A new report, published September 4 by the National Wildlife Federation (NWF)—one of the country’s largest environmental groups—backs up the anecdotal evidence and explains the variety of threats that climate change poses. Besides the closures themselves—which are typically the result of droughts and earlier than normal melt of alpine snowpack—many rivers are simply getting warmer. According to the NWF report, half of the major American rivers surveyed in a 2010 study experienced “significant warming trends over the past 50 to 100 years.”

 Fish are sensitive to temperature, explained Jack Williams, a senior scientist with the conservation group Trout Unlimited and a co-author of the NWF report, who describes a massive geographical shift in fish species already underway. “Already, native trout have been pushed around,” Williams wrote in an email.

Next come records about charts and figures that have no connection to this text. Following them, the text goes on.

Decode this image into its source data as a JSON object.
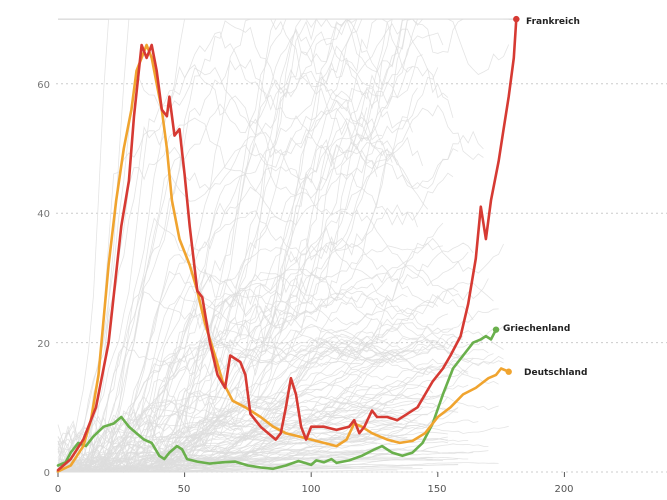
{
  "chart_data": {
    "type": "line",
    "title": "",
    "xlabel": "",
    "ylabel": "",
    "xlim": [
      0,
      240
    ],
    "ylim": [
      0,
      70
    ],
    "x_ticks": [
      "0",
      "50",
      "100",
      "150",
      "200"
    ],
    "y_ticks": [
      "0",
      "20",
      "40",
      "60"
    ],
    "grid": "horizontal dotted",
    "background_series": "many grey lines for other countries (unlabelled)",
    "series": [
      {
        "name": "Frankreich",
        "color": "#d63a33",
        "points": [
          [
            0,
            0.3
          ],
          [
            5,
            2
          ],
          [
            10,
            5
          ],
          [
            15,
            10
          ],
          [
            20,
            20
          ],
          [
            25,
            38
          ],
          [
            28,
            45
          ],
          [
            30,
            55
          ],
          [
            33,
            66
          ],
          [
            35,
            64
          ],
          [
            37,
            66
          ],
          [
            39,
            62
          ],
          [
            41,
            56
          ],
          [
            43,
            55
          ],
          [
            44,
            58
          ],
          [
            46,
            52
          ],
          [
            48,
            53
          ],
          [
            50,
            46
          ],
          [
            52,
            38
          ],
          [
            55,
            28
          ],
          [
            57,
            27
          ],
          [
            60,
            20
          ],
          [
            63,
            15
          ],
          [
            66,
            13
          ],
          [
            68,
            18
          ],
          [
            72,
            17
          ],
          [
            74,
            15
          ],
          [
            76,
            9
          ],
          [
            80,
            7
          ],
          [
            83,
            6
          ],
          [
            86,
            5
          ],
          [
            88,
            6
          ],
          [
            90,
            10
          ],
          [
            92,
            14.5
          ],
          [
            94,
            12
          ],
          [
            96,
            7
          ],
          [
            98,
            5
          ],
          [
            100,
            7
          ],
          [
            105,
            7
          ],
          [
            110,
            6.5
          ],
          [
            115,
            7
          ],
          [
            117,
            8
          ],
          [
            119,
            6
          ],
          [
            121,
            7
          ],
          [
            124,
            9.5
          ],
          [
            126,
            8.5
          ],
          [
            130,
            8.5
          ],
          [
            134,
            8
          ],
          [
            138,
            9
          ],
          [
            142,
            10
          ],
          [
            145,
            12
          ],
          [
            148,
            14
          ],
          [
            152,
            16
          ],
          [
            155,
            18
          ],
          [
            159,
            21
          ],
          [
            162,
            26
          ],
          [
            165,
            33
          ],
          [
            167,
            41
          ],
          [
            169,
            36
          ],
          [
            171,
            42
          ],
          [
            174,
            48
          ],
          [
            176,
            53
          ],
          [
            178,
            58
          ],
          [
            180,
            64
          ],
          [
            181,
            70
          ]
        ]
      },
      {
        "name": "Deutschland",
        "color": "#f0a42f",
        "points": [
          [
            0,
            0.1
          ],
          [
            5,
            1
          ],
          [
            10,
            4
          ],
          [
            13,
            8
          ],
          [
            16,
            15
          ],
          [
            20,
            32
          ],
          [
            23,
            42
          ],
          [
            26,
            50
          ],
          [
            29,
            56
          ],
          [
            31,
            62
          ],
          [
            33,
            64
          ],
          [
            35,
            66
          ],
          [
            37,
            64
          ],
          [
            39,
            60
          ],
          [
            41,
            56
          ],
          [
            43,
            50
          ],
          [
            45,
            42
          ],
          [
            48,
            36
          ],
          [
            52,
            32
          ],
          [
            55,
            28
          ],
          [
            58,
            23
          ],
          [
            62,
            18
          ],
          [
            65,
            14
          ],
          [
            69,
            11
          ],
          [
            74,
            10
          ],
          [
            80,
            8.5
          ],
          [
            85,
            7
          ],
          [
            90,
            6
          ],
          [
            95,
            5.5
          ],
          [
            100,
            5
          ],
          [
            105,
            4.5
          ],
          [
            110,
            4
          ],
          [
            114,
            5
          ],
          [
            117,
            7.5
          ],
          [
            120,
            7
          ],
          [
            124,
            6
          ],
          [
            130,
            5
          ],
          [
            135,
            4.5
          ],
          [
            140,
            4.8
          ],
          [
            145,
            6
          ],
          [
            150,
            8.5
          ],
          [
            155,
            10
          ],
          [
            160,
            12
          ],
          [
            165,
            13
          ],
          [
            170,
            14.5
          ],
          [
            173,
            15
          ],
          [
            175,
            16
          ],
          [
            178,
            15.5
          ]
        ]
      },
      {
        "name": "Griechenland",
        "color": "#6ab04c",
        "points": [
          [
            0,
            1
          ],
          [
            3,
            1.5
          ],
          [
            5,
            3
          ],
          [
            8,
            4.5
          ],
          [
            11,
            4
          ],
          [
            14,
            5.5
          ],
          [
            18,
            7
          ],
          [
            22,
            7.5
          ],
          [
            25,
            8.5
          ],
          [
            28,
            7
          ],
          [
            31,
            6
          ],
          [
            34,
            5
          ],
          [
            37,
            4.5
          ],
          [
            40,
            2.5
          ],
          [
            42,
            2
          ],
          [
            44,
            3
          ],
          [
            47,
            4
          ],
          [
            49,
            3.5
          ],
          [
            51,
            2
          ],
          [
            55,
            1.6
          ],
          [
            60,
            1.3
          ],
          [
            65,
            1.5
          ],
          [
            70,
            1.6
          ],
          [
            75,
            1
          ],
          [
            80,
            0.7
          ],
          [
            85,
            0.5
          ],
          [
            90,
            1
          ],
          [
            95,
            1.7
          ],
          [
            100,
            1.1
          ],
          [
            102,
            1.8
          ],
          [
            105,
            1.5
          ],
          [
            108,
            2
          ],
          [
            110,
            1.4
          ],
          [
            115,
            1.8
          ],
          [
            120,
            2.5
          ],
          [
            125,
            3.5
          ],
          [
            128,
            4
          ],
          [
            132,
            3
          ],
          [
            136,
            2.5
          ],
          [
            140,
            3
          ],
          [
            144,
            4.5
          ],
          [
            148,
            7.5
          ],
          [
            152,
            12
          ],
          [
            156,
            16
          ],
          [
            160,
            18
          ],
          [
            164,
            20
          ],
          [
            167,
            20.5
          ],
          [
            169,
            21
          ],
          [
            171,
            20.5
          ],
          [
            173,
            22
          ]
        ]
      }
    ]
  }
}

 “Non-native species are pushing up from downstream and have sent the native trout into the higher elevation streams,” Williams explained. “Unfortunately, these streams are going to be hard hit as wildfire, drought, and increased storm intensities hit these isolated high-elevation areas hard.”

 “In the Southwest,” said Williams, “the evidence is in your face each time you survey a stream.” Small streams in New Mexico, home to Rio Grande cutthroat, Gila, and Apache trout, are particularly susceptible to temperature increases.

 Making things even worse are the wildfires, which Williams says the Southwest is seeing “at scales that we have not seen before.” Wildfires rip through trout habitat, and the increased runoff that results when the riparian areas burn eventually leads to siltation effects. “It’s a killer one-two punch in these small streams,” said Williams.